J.: Oh sí, cosas hay, Luisito. Evidentemente no me refiero a la música de ese chico de Lichtenthal que murió tan joven, el pobre (sin duda es Franz Schubert). Ése es de los nuestros. Pero después, ay… Bueno, sí, esos muchachos de Hamburgo  mantuvieron el tipo. La sinfonía en La mayor me gusta mucho (uno de los “muchachos” es Mendelssohn, el otro ¿será Brahms?).

V.: Oh sí, claro, la sinfonía Italiana. No me extraña que le guste, Herr Mozart. Siempre he pensado que es lo más cercano al genio de Mozart que se compuso en ese siglo, y generosamente me olvido de algunas de mis obras ¡Ejemm…! Yo no dejo de admitir algo de razón en lo que Vd. dice, pero soy bastante más abierto. Considero que la música sigue dando frutos extraordinarios hasta bien entrado el siglo XX. Sí es cierto que la sinfonía, por ejemplo, se convierte en seguida en algo sombrío y plomizo, y pierde toda su gracia. Pero no deja de ser curioso que cuando en nuestros países la música había ya decaído, encuentre un desarrollo maravilloso en otras tierras.

J.: En otras tierras… ¡Humm!

V.: Sí, en los países eslavos por ejemplo. Hay muchos autores realmente geniales en ellos. Allí se refugia el espíritu de la sinfonía cuando aquí la gente huía despavorida de las salas de conciertos. ¡Y el piano! El noviecito de la Sand, ¡je, je…! es la brillantez personificada (¡Qué crueldad inaudita, pobre Chopin!). ¡Y en ópera incluso! Ese chico que bebía tanto dejó dos obras impresionantes (sólo puede ser Mussorgsky).

J.: Mejores que las de ese bruto de Leipzig que ha dado lugar a una especie de culto satánico sí que son (habla de Wagner indudablemente), pero a mí tampoco acaban de convencerme.

V.: Ay, Herr Mozart, qué exigente es Vd. Sin duda preferirá sobre todas las otras las óperas del italiano de los canelloni (ése es Rossini), que dicho sea de paso, creo que dio la mejor definición de las del bruto de Leipzig que Vd. dice cuando afirmó que “tenían a veces momentos sublimes, pero separados por medias horas espantosas”.

J.: ¡Ja, ja ja! No es mala la definición, y tampoco lo son sus óperas, las del “Signor Crescendo”. ¡Ja, ja ja!

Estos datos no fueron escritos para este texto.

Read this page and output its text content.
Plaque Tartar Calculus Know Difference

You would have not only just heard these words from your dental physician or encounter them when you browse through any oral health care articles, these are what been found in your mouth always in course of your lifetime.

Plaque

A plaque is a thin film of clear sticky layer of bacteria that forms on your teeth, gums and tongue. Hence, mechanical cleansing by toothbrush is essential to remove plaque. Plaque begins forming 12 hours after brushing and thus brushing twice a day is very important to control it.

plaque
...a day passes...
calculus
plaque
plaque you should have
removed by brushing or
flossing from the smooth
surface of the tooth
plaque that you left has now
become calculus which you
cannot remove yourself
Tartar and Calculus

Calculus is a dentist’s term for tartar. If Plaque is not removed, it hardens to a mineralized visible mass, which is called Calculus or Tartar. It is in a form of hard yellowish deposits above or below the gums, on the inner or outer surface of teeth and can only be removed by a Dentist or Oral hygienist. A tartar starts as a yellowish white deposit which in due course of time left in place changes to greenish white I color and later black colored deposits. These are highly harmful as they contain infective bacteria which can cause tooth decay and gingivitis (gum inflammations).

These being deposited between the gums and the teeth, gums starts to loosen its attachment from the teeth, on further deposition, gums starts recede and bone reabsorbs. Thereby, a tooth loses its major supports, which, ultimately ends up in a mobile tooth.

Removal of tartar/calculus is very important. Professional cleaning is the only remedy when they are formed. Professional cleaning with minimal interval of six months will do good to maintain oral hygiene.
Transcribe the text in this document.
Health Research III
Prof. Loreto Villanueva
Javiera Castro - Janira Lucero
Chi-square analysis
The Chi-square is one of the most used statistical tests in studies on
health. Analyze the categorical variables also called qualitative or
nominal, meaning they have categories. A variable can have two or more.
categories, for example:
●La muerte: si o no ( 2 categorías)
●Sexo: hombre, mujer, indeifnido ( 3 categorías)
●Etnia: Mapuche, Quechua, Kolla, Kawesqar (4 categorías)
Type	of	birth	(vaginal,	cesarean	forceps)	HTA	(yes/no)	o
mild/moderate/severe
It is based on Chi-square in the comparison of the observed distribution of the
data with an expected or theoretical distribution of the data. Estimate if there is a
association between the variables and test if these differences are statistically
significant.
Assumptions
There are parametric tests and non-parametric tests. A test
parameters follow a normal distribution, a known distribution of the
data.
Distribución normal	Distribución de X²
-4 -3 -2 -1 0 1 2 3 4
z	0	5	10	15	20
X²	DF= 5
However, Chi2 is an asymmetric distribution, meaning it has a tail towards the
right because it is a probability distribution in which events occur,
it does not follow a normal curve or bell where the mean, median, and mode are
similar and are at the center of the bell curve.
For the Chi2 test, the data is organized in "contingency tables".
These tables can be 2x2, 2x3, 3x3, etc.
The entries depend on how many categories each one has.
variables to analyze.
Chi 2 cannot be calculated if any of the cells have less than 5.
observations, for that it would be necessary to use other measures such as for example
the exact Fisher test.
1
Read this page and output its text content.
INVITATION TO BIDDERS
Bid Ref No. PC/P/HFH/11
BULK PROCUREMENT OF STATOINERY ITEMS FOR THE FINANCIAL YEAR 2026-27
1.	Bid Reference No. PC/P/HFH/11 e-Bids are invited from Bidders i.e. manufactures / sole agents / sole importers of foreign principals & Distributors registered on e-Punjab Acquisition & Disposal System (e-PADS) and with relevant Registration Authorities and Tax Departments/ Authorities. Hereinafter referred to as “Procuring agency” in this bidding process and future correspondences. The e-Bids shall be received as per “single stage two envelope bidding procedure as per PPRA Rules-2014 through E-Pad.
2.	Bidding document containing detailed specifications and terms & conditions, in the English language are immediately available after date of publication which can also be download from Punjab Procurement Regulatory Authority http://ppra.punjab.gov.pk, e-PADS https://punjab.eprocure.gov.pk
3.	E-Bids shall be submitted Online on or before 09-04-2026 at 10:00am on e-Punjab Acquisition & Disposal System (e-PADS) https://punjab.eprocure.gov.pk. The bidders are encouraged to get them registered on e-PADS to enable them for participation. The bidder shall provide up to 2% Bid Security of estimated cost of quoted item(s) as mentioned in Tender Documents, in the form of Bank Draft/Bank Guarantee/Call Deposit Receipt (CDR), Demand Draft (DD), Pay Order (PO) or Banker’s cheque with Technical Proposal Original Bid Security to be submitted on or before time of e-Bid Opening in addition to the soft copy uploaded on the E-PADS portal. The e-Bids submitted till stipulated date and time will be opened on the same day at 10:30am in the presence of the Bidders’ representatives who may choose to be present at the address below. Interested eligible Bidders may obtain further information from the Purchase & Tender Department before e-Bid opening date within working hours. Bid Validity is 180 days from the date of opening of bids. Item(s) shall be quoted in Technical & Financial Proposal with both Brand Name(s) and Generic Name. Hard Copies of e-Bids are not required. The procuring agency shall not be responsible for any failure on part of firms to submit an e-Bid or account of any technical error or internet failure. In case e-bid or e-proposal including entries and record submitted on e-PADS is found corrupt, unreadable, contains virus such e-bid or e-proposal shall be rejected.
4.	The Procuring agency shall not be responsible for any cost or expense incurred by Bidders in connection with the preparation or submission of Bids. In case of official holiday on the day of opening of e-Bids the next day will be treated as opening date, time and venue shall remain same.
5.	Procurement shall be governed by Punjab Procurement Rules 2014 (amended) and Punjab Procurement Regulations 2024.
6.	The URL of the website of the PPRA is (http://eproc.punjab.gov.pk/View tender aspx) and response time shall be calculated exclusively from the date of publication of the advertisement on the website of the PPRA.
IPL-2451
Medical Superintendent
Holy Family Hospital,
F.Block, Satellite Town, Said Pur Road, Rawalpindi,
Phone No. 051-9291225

V.: Realmente, debo reconocer que la música pasó por malos momentos después de nuestra salida del mundo, pero piense también que en ese tiempo el espíritu de la armonía acabó refugiándose en la música popular, que tuvo entonces un desarrollo extraordinario. Y de esas fuentes, con aportaciones de todas las culturas y de las tecnologías que iban apareciendo, pudo forjarse el gran renacimiento que se produjo después.

J.: La música no muere, Luisito. La música está en el alma del hombre. Y si unos traicionan el espíritu de la belleza, no faltarán nunca otros que encuentren una vía para expresar con sus melodías las emociones de la gente. No, nunca faltarán.

Había anochecido ya. Algunas estrellas se asomaban cautelosas a la gran bóveda de tinieblas. Los dos hombres echaron a andar. Les veía alejarse y perderse en la distancia mientras seguían conversando animadamente. El más joven gesticulaba y el viejo, con las manos en la espalda, asentía con la cabeza. Ciertamente no parecían gran cosa, pero no pude dejar de pensar en cuánta gente estaría accediendo en ese instante a fuentes de alta y deliciosa armonía gracias a las partituras que ellos crearon. Dejan algunos como rastro de su paso por el mundo un reguero de incendios, guerra y desolación. Ellos, fundidos ya en una bruma lejana, unidos a la muchedumbre de todos los creadores, nos siguen ofreciendo cada instante el regalo más espléndido que podemos imaginar.